Challenges I ran into
The Walking Simulator Problem
First test game was 17 turns of agents just walking toward the center while slowly dying to zone damage. Zero combat. We realized agents had no incentive to fight - survival was the only goal. We fixed it by spawning agents inside the safe zone so they weren't panicking about zone damage, then added contested item spawns between them to force early skirmishes.
Getting Agents to Understand Spatial Strategy
Agents kept making bizarre positioning choices - moving away from low-health targets, ignoring items 2 tiles away, running into corners. They didn't grasp the tactical layout. We had to redesign how we describe the battlefield in the prompt: instead of just listing coordinates, we added distance calculations ("target is 7 tiles away"), zone status ("you are INSIDE/OUTSIDE safe zone"), and item proximity.

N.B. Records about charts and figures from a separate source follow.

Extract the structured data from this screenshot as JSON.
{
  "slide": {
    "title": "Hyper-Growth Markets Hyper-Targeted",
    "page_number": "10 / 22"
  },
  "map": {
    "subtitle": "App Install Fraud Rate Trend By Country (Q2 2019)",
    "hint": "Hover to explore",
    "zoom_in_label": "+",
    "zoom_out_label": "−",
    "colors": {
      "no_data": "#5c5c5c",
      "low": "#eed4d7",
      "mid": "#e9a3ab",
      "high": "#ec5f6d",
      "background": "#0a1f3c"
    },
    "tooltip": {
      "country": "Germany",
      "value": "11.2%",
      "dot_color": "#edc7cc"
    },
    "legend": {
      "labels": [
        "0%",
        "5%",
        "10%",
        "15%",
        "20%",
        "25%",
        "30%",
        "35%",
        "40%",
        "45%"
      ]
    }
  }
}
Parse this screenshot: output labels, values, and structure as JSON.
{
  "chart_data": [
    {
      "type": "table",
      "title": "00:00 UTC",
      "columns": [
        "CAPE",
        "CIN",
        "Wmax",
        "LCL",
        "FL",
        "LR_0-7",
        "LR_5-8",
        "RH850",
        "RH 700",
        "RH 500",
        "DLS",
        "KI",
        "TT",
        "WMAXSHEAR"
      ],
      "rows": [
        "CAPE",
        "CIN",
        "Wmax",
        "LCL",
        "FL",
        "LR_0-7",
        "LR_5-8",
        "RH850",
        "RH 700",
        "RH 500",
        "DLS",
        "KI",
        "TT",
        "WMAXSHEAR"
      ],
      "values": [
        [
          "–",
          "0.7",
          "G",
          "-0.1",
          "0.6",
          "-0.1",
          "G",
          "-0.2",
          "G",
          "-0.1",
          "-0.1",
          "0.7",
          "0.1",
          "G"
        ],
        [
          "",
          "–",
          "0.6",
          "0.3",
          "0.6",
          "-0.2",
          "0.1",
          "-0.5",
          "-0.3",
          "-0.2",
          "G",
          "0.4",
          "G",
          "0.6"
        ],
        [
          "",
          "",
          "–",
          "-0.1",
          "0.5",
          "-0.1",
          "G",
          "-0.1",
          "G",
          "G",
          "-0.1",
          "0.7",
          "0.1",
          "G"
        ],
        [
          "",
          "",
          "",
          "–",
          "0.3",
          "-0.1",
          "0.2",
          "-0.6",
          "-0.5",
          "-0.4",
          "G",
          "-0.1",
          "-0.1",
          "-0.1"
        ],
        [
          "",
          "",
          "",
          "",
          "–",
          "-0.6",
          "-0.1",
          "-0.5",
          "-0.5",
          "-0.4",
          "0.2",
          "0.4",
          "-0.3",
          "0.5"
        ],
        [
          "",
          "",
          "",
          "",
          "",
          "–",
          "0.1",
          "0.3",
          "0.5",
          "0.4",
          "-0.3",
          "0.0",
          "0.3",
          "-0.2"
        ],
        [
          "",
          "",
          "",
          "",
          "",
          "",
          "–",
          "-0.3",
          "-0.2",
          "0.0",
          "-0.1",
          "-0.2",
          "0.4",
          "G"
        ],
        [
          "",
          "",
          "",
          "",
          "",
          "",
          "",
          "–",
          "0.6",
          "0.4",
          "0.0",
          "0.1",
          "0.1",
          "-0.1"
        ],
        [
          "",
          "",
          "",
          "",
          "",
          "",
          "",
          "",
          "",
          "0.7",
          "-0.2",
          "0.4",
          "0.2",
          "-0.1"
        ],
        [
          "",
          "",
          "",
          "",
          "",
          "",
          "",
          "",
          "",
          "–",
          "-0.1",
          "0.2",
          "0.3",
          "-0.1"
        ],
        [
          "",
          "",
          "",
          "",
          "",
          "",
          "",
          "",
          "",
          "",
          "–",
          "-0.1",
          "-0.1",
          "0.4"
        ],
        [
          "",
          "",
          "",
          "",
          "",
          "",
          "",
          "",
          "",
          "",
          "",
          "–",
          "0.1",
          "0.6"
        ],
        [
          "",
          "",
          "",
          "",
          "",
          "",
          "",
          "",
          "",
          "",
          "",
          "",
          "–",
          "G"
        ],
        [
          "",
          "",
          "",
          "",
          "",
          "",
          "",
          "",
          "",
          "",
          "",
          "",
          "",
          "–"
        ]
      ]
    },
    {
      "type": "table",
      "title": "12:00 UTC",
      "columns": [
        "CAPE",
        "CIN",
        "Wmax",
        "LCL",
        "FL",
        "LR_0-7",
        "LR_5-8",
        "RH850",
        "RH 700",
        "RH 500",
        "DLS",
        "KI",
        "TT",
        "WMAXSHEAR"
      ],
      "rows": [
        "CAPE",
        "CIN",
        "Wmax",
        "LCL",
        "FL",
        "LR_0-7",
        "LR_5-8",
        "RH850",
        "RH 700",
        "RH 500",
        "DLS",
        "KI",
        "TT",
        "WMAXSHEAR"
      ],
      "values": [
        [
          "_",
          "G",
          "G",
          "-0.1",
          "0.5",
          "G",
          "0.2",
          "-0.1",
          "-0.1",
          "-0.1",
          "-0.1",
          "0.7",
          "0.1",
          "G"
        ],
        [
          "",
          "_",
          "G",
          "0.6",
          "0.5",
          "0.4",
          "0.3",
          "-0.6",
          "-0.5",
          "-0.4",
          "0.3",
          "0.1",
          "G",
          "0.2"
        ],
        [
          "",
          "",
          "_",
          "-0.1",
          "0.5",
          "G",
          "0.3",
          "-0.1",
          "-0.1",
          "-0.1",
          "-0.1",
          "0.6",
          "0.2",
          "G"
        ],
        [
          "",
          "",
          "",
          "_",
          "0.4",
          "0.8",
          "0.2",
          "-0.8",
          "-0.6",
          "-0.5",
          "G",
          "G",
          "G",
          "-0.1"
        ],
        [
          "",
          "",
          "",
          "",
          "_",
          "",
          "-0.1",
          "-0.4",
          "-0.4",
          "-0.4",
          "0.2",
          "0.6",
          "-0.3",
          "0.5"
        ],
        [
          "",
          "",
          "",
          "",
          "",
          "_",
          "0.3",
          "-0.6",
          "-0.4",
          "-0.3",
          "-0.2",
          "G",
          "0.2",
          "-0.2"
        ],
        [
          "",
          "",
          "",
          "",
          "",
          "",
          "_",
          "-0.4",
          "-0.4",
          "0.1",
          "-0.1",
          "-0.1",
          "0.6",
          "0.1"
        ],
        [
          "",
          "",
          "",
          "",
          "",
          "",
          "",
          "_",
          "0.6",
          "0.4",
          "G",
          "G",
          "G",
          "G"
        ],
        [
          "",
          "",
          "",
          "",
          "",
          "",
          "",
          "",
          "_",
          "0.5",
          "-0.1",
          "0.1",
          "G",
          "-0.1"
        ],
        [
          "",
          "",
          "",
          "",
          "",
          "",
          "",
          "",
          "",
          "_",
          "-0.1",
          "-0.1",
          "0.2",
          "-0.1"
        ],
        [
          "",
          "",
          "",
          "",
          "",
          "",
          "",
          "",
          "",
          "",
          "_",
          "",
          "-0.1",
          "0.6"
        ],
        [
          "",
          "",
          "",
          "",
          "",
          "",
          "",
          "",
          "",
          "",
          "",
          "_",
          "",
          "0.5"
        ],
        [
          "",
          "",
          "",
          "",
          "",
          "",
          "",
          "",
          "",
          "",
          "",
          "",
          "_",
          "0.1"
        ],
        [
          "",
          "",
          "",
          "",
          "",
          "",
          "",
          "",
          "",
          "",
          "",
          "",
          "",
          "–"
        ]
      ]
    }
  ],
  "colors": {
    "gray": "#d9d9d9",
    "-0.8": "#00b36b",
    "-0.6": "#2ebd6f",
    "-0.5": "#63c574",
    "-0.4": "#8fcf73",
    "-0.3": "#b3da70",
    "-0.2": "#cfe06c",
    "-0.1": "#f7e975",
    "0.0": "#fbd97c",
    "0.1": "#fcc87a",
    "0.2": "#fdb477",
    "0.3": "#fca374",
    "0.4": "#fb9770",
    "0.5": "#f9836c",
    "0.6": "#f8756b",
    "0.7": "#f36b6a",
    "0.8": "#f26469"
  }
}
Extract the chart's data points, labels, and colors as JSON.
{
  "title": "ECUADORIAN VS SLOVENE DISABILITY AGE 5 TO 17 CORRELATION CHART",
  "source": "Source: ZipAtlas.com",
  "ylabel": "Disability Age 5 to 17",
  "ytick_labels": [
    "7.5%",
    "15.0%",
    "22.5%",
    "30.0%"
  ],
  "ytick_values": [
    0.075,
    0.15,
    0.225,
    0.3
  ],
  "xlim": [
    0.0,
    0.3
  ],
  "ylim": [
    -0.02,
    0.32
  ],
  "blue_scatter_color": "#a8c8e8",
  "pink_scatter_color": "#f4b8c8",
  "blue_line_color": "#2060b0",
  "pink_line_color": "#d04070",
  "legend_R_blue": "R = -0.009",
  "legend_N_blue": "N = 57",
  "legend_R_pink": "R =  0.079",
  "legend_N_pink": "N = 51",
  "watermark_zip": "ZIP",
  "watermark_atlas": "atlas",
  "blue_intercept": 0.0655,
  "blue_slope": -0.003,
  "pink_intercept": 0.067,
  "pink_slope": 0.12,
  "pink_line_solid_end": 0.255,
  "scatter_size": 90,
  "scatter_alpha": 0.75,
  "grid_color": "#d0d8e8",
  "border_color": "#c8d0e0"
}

Suddenly they started playing smart - kiting at optimal ranges, grabbing nearby items, staying near zone center.
Defining the Right Incentives
Early agents were too passive - they'd defend forever or just collect items without fighting. We needed to make aggression rewarding. Added first blood bonus (+20 HP), made items spawn in contested areas rather than random corners, gave kill credit in the combat log. Once agents saw that attacking low-health targets had clear payoff, they started taking calculated risks instead of playing ultra-safe.
Prompt Timeouts
Claude kept timing out because prompts were too verbose - 500+ words of game state description. Agents were overthinking simple moves. We stripped prompts down to ~150 words with only essential info, used clear formatting with sections, added concrete examples of valid actions. Cut response times in half and eliminated most timeouts.